U Of I Library Exhibit Features Hefner’s Typewriter And Other Writers’ Tools
A new exhibit at the University of Illinois Rare Book and Manuscript Library features the tools that writers have used throughout history to record their words. One of the items displayed at the “Writers and Their Tools” exhibit is a typewriter that belonged to a U of I student named Hugh Hefner.
Hefner (who died in 2017) brought the typewriter, an Underwood Standard Portable, to the Urbana-Champaign campus, where he used it to work on Shaft, a campus humor magazine that he co-published. His daughter, Christie Hefner, says that experience, and the typewriter itself, helped a few years later, when his father started his own magazine, Playboy.
“There’re kind of early iconic pictures of him working in the apartment on the south side of Chicago, where he worked on the first few issues of the magazine with the typewriter,” said Christie Hefner, who ran her father’s Playboy Enterprises from 1988 to 2009.
Christie Hefner is the eldest child of Hugh Hefner, but isn’t old enough to remember the typewriter, which was loaned by a private collector for display at “Writers and Their Tools”. She says her father was probably dictating most of his writing for Playboy during much of her childhood.
“I remember actually using an old Dictaphone in the ‘50’s, and listening to my voice back as a child and thinking that was an amazing sort of technology,” said Christie Hefner.
“Writers and Their Tools” features a range of objects that writers have used over the years to record their words. But at the heart of the exhibit are some typewriters used by notable writers from Illinois. They include a Corona Silent typewriter used by poet Carl Sandburg to write the pieces collected in his 1943 book Home Front Memo, two typewriters (manual and electric) used by novelist James Jones (author of From Here To Eternity and The Thin Red Line) and a typewriter used by film critic Roger Ebert, who wrote and edited at the Daily Illini during his days as a U of I student in the 1960’s. The typewriters are supplemented with displays of some of the manuscripts and copies of the books that were produced on them.
Joining these typewriters and examples of other writing tools, including quill pens, and inkpot and parchment paper, metal type from a printing press, a typewriter with Yiddish characters and a computer hard drive (from a computer used by the writer D.H. Melhem).
Visiting curator Ruthann Miller put “Writers and Their Tools” together for the Rare Book and Manuscript Library”. Miller, whose own background is medieval history, said she learned a lot from the process, including the devotion and loyalty that different writing tools inspired in different people.
“There’s still a trend for people to make handmade parchment and write on it with a quill, and in certain calligraphic styles,” said Miller. “And people still write on typewriters, even though there’s more advanced technology available. The affection that people have for the tools that they use to write, I think that’s what I like best about it.”

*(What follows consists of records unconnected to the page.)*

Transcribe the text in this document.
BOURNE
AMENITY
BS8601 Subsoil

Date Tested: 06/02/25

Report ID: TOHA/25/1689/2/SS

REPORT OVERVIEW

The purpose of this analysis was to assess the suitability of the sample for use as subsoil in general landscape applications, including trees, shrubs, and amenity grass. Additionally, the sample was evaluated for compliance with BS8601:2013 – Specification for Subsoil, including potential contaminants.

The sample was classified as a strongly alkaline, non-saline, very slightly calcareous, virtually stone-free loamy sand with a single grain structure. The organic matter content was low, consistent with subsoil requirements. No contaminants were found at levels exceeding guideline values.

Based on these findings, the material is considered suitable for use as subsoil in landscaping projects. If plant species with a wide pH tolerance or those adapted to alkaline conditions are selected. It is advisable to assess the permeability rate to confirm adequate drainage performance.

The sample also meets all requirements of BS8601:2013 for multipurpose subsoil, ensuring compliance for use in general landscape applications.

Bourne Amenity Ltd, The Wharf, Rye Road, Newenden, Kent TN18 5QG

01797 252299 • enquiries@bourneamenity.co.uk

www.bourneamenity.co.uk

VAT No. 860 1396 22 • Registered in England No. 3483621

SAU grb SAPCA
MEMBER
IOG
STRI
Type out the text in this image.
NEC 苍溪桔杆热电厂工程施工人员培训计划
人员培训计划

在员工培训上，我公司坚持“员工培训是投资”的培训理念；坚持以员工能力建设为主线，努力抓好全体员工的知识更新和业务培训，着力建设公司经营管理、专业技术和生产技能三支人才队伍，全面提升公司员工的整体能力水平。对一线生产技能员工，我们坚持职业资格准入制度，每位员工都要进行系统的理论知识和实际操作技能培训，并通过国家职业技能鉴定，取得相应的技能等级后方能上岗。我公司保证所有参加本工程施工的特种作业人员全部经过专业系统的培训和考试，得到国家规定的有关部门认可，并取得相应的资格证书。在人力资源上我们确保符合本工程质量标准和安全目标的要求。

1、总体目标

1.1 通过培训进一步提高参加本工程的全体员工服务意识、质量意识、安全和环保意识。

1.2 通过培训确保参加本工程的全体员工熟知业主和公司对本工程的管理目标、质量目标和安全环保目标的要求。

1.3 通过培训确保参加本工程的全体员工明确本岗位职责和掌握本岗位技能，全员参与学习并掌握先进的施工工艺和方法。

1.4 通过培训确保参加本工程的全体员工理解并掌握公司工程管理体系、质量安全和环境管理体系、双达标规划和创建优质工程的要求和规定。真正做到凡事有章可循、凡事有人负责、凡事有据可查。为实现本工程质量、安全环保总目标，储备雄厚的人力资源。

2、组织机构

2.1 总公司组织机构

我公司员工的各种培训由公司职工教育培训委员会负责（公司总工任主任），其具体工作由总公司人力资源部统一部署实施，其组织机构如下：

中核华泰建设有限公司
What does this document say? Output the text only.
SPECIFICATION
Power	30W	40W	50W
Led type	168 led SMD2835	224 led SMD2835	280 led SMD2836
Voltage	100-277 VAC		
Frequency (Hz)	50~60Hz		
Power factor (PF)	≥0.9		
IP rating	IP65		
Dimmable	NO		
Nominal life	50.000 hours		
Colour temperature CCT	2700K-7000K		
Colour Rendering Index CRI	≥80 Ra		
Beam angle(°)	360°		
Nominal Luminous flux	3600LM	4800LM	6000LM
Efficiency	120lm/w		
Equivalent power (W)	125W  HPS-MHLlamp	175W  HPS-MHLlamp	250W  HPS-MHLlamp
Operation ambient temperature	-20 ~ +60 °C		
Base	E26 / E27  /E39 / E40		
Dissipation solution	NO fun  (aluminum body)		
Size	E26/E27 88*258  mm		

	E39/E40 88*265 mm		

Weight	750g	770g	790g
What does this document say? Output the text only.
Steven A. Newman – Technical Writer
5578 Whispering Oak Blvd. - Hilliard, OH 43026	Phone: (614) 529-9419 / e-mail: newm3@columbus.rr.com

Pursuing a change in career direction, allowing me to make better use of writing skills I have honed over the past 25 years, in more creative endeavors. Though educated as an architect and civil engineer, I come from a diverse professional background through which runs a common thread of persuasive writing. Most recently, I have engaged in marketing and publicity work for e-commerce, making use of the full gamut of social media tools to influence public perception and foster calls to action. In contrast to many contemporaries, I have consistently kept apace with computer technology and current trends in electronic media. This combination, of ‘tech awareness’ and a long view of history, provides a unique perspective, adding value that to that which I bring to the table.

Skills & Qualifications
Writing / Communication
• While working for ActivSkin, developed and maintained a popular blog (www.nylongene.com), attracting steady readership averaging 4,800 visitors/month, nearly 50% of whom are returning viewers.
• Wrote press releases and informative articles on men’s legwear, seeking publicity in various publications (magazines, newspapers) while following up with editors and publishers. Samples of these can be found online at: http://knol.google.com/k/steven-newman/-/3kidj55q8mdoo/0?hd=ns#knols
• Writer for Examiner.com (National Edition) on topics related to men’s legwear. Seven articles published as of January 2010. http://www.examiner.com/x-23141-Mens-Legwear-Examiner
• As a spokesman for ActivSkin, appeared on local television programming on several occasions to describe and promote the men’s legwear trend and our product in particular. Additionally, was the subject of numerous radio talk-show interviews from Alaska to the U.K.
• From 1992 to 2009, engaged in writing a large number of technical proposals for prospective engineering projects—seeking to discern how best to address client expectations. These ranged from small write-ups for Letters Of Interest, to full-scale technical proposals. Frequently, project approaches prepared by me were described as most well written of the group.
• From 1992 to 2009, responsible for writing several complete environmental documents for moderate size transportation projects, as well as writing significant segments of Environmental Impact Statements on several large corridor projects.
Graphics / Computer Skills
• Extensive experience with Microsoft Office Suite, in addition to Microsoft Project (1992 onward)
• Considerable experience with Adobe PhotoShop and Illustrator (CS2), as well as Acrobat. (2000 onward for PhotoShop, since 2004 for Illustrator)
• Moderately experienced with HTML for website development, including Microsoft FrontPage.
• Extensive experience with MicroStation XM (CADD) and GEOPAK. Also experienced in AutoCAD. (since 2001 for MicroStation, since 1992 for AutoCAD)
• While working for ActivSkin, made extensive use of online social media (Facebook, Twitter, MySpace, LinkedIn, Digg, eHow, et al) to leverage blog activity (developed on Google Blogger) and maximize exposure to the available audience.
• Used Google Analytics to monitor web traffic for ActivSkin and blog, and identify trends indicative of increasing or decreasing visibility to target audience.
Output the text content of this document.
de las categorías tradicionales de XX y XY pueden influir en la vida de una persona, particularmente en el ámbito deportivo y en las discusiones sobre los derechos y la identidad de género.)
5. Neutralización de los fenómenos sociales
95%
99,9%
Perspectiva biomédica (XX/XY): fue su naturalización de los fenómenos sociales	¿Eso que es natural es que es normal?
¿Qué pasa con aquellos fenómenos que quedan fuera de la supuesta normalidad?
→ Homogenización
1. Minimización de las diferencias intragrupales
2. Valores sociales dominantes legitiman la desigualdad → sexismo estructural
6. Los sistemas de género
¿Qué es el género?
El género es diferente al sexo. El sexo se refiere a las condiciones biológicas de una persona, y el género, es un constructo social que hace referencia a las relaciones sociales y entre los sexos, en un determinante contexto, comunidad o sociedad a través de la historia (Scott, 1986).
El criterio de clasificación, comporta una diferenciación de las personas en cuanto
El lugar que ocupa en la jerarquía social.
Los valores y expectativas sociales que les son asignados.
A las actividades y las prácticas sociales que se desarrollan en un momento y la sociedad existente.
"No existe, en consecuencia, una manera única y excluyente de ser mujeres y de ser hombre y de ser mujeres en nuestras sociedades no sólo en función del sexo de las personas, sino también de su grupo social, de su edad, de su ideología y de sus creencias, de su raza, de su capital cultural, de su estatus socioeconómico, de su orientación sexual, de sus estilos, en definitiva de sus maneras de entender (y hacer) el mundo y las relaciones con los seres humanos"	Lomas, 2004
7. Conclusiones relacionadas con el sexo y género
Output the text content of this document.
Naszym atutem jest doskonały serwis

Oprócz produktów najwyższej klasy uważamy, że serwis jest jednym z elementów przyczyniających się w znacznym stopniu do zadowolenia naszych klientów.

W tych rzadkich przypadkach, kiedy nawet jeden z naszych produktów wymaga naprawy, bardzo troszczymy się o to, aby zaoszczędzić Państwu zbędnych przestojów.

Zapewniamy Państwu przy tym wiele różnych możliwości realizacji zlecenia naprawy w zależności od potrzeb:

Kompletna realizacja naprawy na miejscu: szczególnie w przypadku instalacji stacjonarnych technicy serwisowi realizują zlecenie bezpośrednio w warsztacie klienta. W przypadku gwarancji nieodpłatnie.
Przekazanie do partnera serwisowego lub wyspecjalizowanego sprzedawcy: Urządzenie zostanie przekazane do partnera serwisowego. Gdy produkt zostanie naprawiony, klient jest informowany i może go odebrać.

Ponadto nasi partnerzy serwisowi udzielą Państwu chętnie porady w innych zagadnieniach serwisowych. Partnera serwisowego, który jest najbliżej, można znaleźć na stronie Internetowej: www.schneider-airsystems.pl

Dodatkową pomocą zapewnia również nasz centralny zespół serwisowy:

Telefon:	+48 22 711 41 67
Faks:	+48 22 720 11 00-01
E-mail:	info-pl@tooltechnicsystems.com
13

Christie Hefner says she’s mindful of the impact that writer’s tools can have on the writing process, and says something has been lost with the move away from physical documents. While most of her writing these days is done on computer, she says she was a journal-keeper from early on, and continues to write in journals from time to time, such as when she’s traveling.
“I actually still very much like writing in long form,” said Hefner. “I find that I’m more reflective when I’m holding a pen and looking at a piece of paper.”
Hefner says that email correspondence feels more “ephemeral” to her than letters on paper. She wonders if today’s electronic writing will be preserved the way that writing on paper has been.
“I think, what will the version of this be in another 20 years?” said Hefner. “Will people have saved their emails? And will they then print them? And will that be what we look at?”
Hefner also regrets how digital manuscripts conceal the editing process, compared to the manuscripts and galley proofs that were once commonly used at magazines like Playboy.
“I feel as if we’ve gotten farther away from insight into the process of writing, compared to when you could see people’s corrections or versions of drafts of things,” said Hefner.
“Writers and Their Tools” is on display in the Rare Book and Manuscript Library on the third floor of the U of I’s main library building through August 30. Christie Hefner was scheduled to visit the exhibit on its opening day, June 17.
Coincidentally, the exhibit is not the only one this summer displaying writing implements with a connection to Hugh Hefner.
The American Writers Museum in downtown Chicago will open “Tools of the Trade”, an exhibit on the same theme, on June 22. The exhibit is sponsored by the Hugh M. Hefner Foundation, and Christie Hefner (the foundation’s president) says another of her father’s typewriters will be displayed there. Despite the sponsorship and the display of Hefner typewriters, Ms. Hefner says both exhibits were conceived by their respective organizers, independently of the Hefner family and foundation.